Il Rapporto sulla politica estera 2020 dell’Astrid  (il Gruppo di Riflessione Strategica, insediato al Ministero degli Affari Esteri nell’ottobre del 2007, ndr), afferma che: “Sicurezza e affidabilità delle forniture di energia, competitività del mercato (nazionale ed europeo), protezione del clima, sono tre aspetti congiunti di un approccio strategico alla sfida energetica, che deve coinvolgere scelte pubbliche e settore privato. In questo contesto, i Ministeri degli Affari Esteri sono chiamati ad un ruolo più attivo che in passato, utilizzando la diplomazia in una logica di sicurezza energetica (diversificazione dei fornitori e delle fonti)”.

E’ in questo senso che si comprende bene la strettissimo intreccio tra un grande gruppo monopolistico come l’Eni e la Farnesina. Sempre secondo il rapporto dell’Astrid 2020:  “la politica estera nazionale – più che svolgere un ruolo di facilitazione degli scambi fra singoli paesi – è impegnata nella tutela degli interessi più generali dei paesi consumatori nei confronti di quelli produttori (dove si registra un aumento del peso delle Compagnie di Stato, anche in ambito internazionale). Per contro, nel caso degli approvvigionamenti di gas naturale, i rapporti bilaterali – politici e commerciali – fra il singolo paese esportatore e il singolo paese importatore rivestono un’importanza cruciale”.

L’Eni è comunque una società pubblica quotata in borsa, la cui golden share è saldamente in mano allo Stato (per il 26,369% con Cassa Depositi e Prestiti, per il 3,934 direttamente al ministero dell’Economia).
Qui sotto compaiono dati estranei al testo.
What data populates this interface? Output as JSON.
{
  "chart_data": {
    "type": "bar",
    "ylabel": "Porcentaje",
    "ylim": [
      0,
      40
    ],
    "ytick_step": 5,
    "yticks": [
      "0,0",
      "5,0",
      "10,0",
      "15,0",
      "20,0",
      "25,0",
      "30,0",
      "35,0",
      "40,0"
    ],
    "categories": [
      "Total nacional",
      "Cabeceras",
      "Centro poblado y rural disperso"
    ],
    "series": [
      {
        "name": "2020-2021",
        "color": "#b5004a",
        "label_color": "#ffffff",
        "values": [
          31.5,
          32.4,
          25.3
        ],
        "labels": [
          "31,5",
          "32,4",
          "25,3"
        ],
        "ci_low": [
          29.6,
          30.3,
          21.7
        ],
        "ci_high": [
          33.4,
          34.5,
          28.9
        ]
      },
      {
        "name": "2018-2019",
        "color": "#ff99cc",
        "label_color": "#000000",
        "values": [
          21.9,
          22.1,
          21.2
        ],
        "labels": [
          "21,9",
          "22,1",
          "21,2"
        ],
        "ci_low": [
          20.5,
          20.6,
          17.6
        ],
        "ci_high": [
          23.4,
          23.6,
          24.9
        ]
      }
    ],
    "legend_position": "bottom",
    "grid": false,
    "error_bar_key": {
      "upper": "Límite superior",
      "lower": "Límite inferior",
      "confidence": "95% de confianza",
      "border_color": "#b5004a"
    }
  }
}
Dunque non è strano, né disdicevole che abbia una relazione stretta anche con il ministero degli Esteri, visto che la quasi totalità del suo business – cercare, estrarre e commercializzare petrolio/gas e derivati – avviene in altri Paesi.

Il problema è se sia l’Eni a comandare la politica estera dello Stato italiano oppure, come molte volte è apparso manifesto, l’opposto.

Che spesso gli interessi dell’Eni abbiano piegato gli interessi generali della politica estera italiana non è certo un dettaglio di secondo piano. Le recenti vicende della guerra civile in Libia o dell’Egitto nel caso Regeni o nelle inenarrabili vicende africane dell’Eni, sono lì a dimostrarlo concretamente, come avviene in ogni paese che – grande o piccolo che sia – ha una natura e qualche ambizione di tipo imperialista.